With Amazon Pharmacy, Prime customers in the US can have their prescription drugs shipped to their home for free.
Two Amazon executives who played a formative role in the retail giant’s push toward healthcare are leaving.
TJ Parker and Elliot Cohen, co-founders of prescription drug startup PillPack, will leave Amazon at the end of this month, according to a post on Parker’s LinkedIn profile. Amazon bought PillPack in 2018 for $750 million.
After the acquisition, Parker and Cohen helped direct the launch of Amazon Pharmacy, the company’s online pharmacy to provide prescription drugs in the United States. Both Parker and Cohen served as vice presidents of pharmacy until recently, when they were transferred to advisory positions, Axios reported. .
“I am writing to let you all know that Elliott and I are moving out of PillPack and Amazon at the end of the month,” Parker wrote. “Among everything, the people we met along the way and who joined us on this journey are the ones we will remember most and will miss you all.”
Parker and Cohen co-founded PillPack in 2013. Parker, whose father was a pharmacist, attended the School of Pharmacy in Boston. He met Cohen, who was in business school at MIT. PillPack began serving customers in 2014, and Parker’s father joined as one of the company’s first pharmacists.

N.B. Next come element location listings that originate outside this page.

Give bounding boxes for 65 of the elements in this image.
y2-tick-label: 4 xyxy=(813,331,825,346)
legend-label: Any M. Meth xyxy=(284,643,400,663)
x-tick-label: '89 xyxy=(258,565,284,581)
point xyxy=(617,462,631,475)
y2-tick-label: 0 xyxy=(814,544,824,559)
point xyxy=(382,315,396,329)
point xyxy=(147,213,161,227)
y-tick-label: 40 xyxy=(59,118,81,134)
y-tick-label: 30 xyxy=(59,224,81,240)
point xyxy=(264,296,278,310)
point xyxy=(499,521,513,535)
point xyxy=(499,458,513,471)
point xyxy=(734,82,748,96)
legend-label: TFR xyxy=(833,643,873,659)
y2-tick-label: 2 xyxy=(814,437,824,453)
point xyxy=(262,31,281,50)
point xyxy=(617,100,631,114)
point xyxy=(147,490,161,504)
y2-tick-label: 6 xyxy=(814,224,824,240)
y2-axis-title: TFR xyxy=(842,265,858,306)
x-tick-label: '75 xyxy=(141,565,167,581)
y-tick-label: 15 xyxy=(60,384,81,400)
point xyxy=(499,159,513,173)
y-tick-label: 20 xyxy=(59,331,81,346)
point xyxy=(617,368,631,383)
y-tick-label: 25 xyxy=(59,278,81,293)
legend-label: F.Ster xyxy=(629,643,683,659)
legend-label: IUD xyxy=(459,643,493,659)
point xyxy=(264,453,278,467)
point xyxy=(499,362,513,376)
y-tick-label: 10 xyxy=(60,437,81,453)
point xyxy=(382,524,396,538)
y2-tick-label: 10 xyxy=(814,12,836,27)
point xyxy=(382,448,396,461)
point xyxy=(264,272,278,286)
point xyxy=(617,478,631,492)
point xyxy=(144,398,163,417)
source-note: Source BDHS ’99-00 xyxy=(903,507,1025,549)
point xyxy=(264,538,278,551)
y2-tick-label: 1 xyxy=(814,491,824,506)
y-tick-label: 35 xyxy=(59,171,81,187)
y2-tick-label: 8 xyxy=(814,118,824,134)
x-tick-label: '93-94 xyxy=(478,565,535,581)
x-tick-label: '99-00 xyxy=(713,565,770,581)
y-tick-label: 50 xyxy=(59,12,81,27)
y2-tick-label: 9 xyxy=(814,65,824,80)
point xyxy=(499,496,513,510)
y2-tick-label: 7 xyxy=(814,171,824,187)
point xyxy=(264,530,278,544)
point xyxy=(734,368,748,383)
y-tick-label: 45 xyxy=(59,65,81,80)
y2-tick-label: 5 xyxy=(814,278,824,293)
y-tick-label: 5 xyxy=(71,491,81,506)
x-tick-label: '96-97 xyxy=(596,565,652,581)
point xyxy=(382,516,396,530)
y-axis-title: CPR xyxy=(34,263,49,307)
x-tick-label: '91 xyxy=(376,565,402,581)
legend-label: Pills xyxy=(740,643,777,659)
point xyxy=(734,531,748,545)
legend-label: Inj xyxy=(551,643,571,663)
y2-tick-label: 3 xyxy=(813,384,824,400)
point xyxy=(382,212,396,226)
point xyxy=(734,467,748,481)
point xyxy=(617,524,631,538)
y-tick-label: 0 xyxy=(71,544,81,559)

Amazon has accelerated its push into healthcare in recent years, although not all of its efforts have been successful. The pharmacy company has struggled to gain traction, and Amazon recently announced that it was shutting down telehealth service Amazon Care after finding it wasn’t a “full enough offering” to customers.
Early last year, Amazon’s joint venture with Berkshire Hathaway and JPMorgan Chase to cut health care costs was dissolved. The entity was called Haven, and its anticipated initial entry into the healthcare market sent the providers’ shares tumbling.

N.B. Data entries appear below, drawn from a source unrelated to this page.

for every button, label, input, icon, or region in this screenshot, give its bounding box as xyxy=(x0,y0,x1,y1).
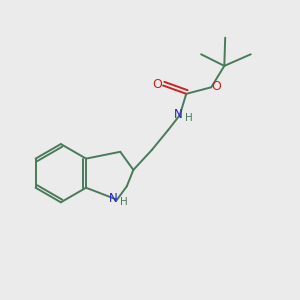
Text: H: H xyxy=(120,197,128,207)
Text: O: O xyxy=(152,77,162,91)
Text: N: N xyxy=(109,192,118,205)
Text: H: H xyxy=(185,113,193,123)
Text: O: O xyxy=(211,80,221,93)
Text: N: N xyxy=(174,108,183,121)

However, Amazon is investing significant capital and resources in the space. In July, Amazon said it would acquire One Medical for $3.9 billion, creating a network of primary care clinics. Amazon also runs the Consumer Diagnostics Project.
Amazon adjusted its health leadership ahead of Parker and Cohen’s departure. Last December, CNBC reported that the company had brought in former Prime Minister Neil Lindsey to oversee its health efforts. Jon Love, who previously served as vice president of Alexa at Amazon, was named vice president of pharmacy and PillPack in January.

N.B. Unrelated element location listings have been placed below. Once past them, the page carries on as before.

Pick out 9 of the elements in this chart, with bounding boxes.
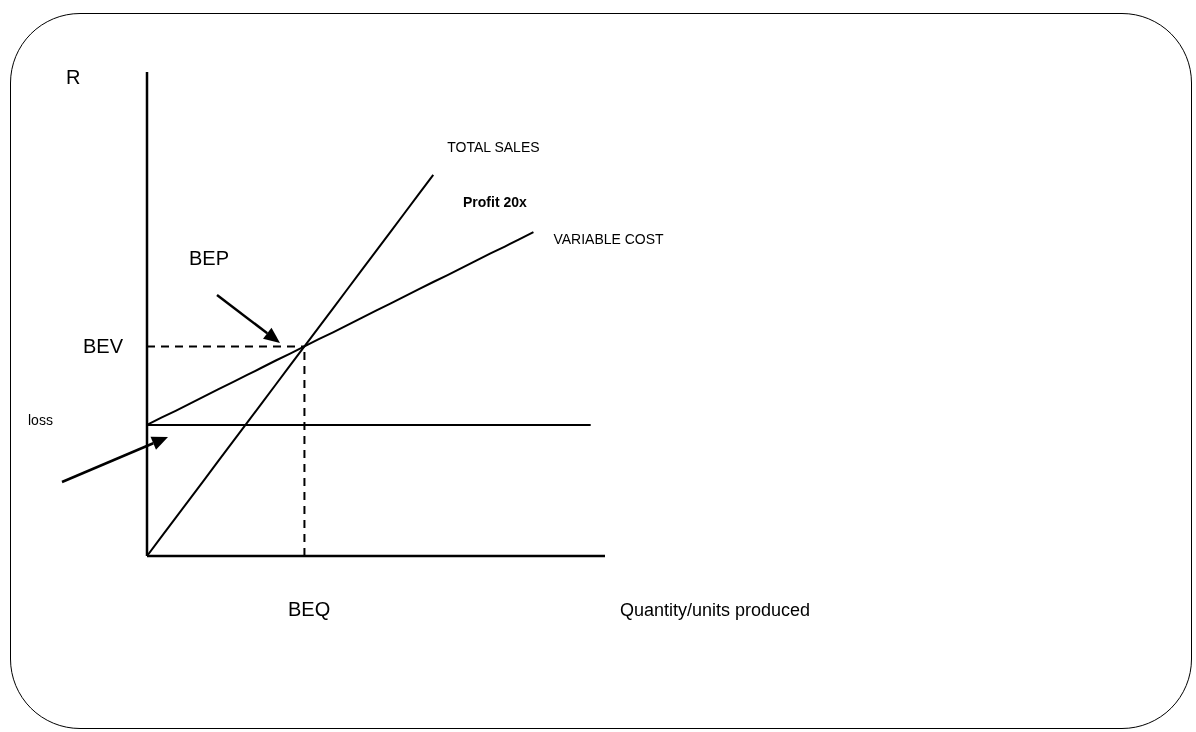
- series-label: TOTAL SALES: [447, 138, 540, 155]
- annotation: BEP: [189, 247, 230, 270]
- ref-line-label: BEV: [82, 335, 124, 358]
- series-label: VARIABLE COST: [553, 231, 665, 248]
- annotation: Profit 20x: [463, 194, 527, 210]
- x-axis-title: Quantity/units produced: [620, 600, 811, 621]
- text: loss: [28, 412, 53, 428]
- text: R: [66, 66, 81, 89]
- text: BEQ: [288, 598, 331, 621]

In a note to the Health Services team on Monday, Lindsey called Parker and Cohen’s departure “bittersweet” and thanked the PillPack founders for helping develop the strategy “to help improve the healthcare experience for customers.”
“Driven by their insight and customer obsession, PillPack’s business and capabilities became the foundation of Amazon’s pharmacy,” Lindsay wrote.